California will give $100 million to local governments to help bolster the state’s legal marijuana industry under a plan approved by the Legislature last week. Additionally, Gov. Gavin Newsom wants to extend provisional licenses, giving cannabis businesses another six months to comply with the California Environmental Quality Act (CEQA). The current deadline is Jan. 1, 2022.
California’s legal industry is still struggling to compete against a gargantuan black market. Regulations are onerous. The cost of permitting is sky-high. And most local governments still prohibit commercial marijuana operations within their borders.

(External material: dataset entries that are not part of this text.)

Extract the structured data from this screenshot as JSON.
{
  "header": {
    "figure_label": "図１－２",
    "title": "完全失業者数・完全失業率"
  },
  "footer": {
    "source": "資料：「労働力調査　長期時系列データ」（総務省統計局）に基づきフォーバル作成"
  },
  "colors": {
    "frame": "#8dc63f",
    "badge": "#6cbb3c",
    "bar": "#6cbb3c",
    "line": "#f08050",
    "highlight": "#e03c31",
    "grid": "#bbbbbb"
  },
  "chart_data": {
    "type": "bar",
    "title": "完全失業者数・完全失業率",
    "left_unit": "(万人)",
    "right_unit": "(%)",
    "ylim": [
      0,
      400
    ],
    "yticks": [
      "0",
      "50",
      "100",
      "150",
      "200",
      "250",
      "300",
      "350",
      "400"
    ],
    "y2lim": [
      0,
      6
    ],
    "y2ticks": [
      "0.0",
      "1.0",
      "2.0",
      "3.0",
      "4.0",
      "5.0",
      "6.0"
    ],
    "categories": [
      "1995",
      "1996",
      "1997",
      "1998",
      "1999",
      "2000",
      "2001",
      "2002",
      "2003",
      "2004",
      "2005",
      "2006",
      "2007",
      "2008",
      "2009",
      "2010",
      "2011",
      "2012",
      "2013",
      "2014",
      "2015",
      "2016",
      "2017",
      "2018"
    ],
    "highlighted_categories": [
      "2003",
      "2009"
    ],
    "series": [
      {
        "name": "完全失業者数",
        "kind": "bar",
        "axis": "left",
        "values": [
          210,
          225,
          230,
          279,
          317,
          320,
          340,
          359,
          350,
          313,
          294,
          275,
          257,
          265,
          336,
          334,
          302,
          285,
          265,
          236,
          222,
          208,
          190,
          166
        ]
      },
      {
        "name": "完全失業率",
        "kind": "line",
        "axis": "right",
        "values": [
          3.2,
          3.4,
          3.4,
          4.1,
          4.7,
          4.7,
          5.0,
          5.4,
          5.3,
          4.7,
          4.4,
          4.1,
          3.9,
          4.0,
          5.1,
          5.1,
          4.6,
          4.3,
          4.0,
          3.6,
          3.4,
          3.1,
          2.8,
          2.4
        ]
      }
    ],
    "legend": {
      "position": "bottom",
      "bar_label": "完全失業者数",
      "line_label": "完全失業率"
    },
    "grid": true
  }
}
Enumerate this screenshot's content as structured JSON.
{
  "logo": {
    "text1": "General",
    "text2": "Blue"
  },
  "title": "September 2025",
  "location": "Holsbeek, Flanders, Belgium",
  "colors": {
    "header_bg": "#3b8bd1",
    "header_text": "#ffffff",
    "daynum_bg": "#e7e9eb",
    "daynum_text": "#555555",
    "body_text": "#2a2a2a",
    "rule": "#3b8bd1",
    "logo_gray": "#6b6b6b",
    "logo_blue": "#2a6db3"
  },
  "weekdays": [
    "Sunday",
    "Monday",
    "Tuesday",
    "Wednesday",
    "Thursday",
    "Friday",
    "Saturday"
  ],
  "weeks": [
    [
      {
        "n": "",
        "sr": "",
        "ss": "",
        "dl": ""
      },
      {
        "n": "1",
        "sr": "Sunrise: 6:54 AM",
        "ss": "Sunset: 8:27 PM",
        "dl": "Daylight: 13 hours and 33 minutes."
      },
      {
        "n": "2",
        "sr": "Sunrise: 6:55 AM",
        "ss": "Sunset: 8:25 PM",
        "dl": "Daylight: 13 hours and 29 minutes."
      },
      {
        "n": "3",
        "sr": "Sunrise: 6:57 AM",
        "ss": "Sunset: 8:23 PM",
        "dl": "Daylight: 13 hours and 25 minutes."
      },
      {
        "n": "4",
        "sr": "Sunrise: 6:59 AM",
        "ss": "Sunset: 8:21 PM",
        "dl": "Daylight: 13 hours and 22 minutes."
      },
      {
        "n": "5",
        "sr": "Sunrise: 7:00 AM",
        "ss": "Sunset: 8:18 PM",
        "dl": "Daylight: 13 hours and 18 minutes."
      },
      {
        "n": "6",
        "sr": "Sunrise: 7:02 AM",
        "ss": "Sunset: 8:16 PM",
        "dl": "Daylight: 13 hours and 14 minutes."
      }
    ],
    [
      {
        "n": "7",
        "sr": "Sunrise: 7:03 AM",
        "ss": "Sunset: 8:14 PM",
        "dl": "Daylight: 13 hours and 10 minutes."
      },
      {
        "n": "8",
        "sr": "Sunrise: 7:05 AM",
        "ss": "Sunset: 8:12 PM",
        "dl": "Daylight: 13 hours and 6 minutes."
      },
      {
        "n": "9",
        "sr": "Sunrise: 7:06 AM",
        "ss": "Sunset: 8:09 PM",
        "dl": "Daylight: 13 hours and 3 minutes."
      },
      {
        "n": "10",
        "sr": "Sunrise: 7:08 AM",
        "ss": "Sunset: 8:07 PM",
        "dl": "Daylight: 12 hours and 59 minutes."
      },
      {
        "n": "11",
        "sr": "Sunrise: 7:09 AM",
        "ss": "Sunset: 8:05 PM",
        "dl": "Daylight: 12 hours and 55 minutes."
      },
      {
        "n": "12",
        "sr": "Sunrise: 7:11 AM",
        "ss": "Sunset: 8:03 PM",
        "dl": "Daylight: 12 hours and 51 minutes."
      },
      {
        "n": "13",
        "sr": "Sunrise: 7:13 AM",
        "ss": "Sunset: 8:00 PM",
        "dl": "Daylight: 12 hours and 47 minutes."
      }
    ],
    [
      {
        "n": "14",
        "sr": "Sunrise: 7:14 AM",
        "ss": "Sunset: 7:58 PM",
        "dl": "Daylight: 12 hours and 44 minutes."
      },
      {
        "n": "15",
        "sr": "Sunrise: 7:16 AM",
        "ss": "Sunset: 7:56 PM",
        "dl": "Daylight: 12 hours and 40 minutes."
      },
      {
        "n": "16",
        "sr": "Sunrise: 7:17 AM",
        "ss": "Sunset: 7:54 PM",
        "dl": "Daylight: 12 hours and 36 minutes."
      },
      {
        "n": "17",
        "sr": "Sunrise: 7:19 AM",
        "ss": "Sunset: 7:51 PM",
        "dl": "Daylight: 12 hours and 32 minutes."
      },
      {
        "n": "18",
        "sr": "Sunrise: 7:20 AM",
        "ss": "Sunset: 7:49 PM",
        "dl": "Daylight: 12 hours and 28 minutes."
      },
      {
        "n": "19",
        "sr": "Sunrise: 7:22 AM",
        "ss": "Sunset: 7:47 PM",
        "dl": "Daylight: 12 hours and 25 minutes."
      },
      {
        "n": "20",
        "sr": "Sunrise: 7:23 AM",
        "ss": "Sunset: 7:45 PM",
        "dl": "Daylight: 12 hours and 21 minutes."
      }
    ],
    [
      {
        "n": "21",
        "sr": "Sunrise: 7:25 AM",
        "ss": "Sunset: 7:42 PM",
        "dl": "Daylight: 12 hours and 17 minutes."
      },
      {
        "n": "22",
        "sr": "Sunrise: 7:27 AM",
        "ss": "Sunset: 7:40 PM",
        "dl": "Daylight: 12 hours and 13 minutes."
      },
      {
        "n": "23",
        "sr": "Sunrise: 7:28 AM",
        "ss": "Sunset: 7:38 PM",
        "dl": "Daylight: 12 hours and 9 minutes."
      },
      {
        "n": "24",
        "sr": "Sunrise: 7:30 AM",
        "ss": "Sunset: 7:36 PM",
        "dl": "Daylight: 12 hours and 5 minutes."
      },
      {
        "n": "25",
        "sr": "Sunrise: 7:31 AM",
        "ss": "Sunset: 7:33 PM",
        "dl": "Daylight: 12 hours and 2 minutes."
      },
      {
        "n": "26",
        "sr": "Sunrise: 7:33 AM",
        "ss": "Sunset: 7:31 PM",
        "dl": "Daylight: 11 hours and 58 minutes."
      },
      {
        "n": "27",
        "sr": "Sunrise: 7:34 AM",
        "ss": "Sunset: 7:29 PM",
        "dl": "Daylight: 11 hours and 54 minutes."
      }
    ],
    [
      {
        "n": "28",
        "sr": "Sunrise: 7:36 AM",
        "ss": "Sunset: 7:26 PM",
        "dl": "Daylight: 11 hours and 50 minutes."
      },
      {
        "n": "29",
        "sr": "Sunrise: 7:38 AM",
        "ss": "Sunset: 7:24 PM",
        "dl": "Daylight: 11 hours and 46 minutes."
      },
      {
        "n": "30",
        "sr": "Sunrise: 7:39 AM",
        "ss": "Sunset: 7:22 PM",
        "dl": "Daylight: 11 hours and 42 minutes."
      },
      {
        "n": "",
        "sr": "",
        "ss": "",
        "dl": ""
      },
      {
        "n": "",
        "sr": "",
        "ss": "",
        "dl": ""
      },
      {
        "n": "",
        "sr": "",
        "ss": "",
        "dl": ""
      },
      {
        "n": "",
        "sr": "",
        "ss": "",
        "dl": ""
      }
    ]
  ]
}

The largest slice of the $100 million stimulus will go to the City of Los Angeles. The $22 million it will receive is “essential in supporting a well-regulated, equitable, and sustainable cannabis market,” said Mayor Eric Garcetti. Sixteen other governments will receive funds:
- Desert Hot Springs
- Humboldt County
- Lake County
- Long Beach
- Mendocino County
- Monterey County
- Nevada County
- San Diego
- San Francisco
- Santa Rosa
- Sonoma County
- Trinity County
Cities and counties will use the funds to hire staff to help businesses complete the necessary environmental studies and transition to licensed operations. But is it enough?
Jerred Kiloh, president of the United Cannabis Business Assn., fears the grants don't address the real problem. They do nothing to encourage cities to lift their commercial cannabis bans, nor do they address high taxation and burdensome regulations.
“The real problem is CEQA analysis is a very arduous process,” Kiloh told the Los Angeles Times. “I think it would be good to have more reform of the licensing system instead of just putting money to it.”
On the six-month provisional permit extension, Newsom is already receiving pushback from environmental groups. A coalition led by the Sierra Club plans to fight it. But without the extension, the governor warned that “a significant number of these licensees could fall out of the legal cannabis system” entirely.
The impact of high taxes, red tape, local bans, and environmental rules are evident in the numbers. According to the governor’s office, 82% of the state’s cannabis licensees were still working on provisional licenses as of April. California’s illegal businesses outnumber legal ones by nearly 3 to 1.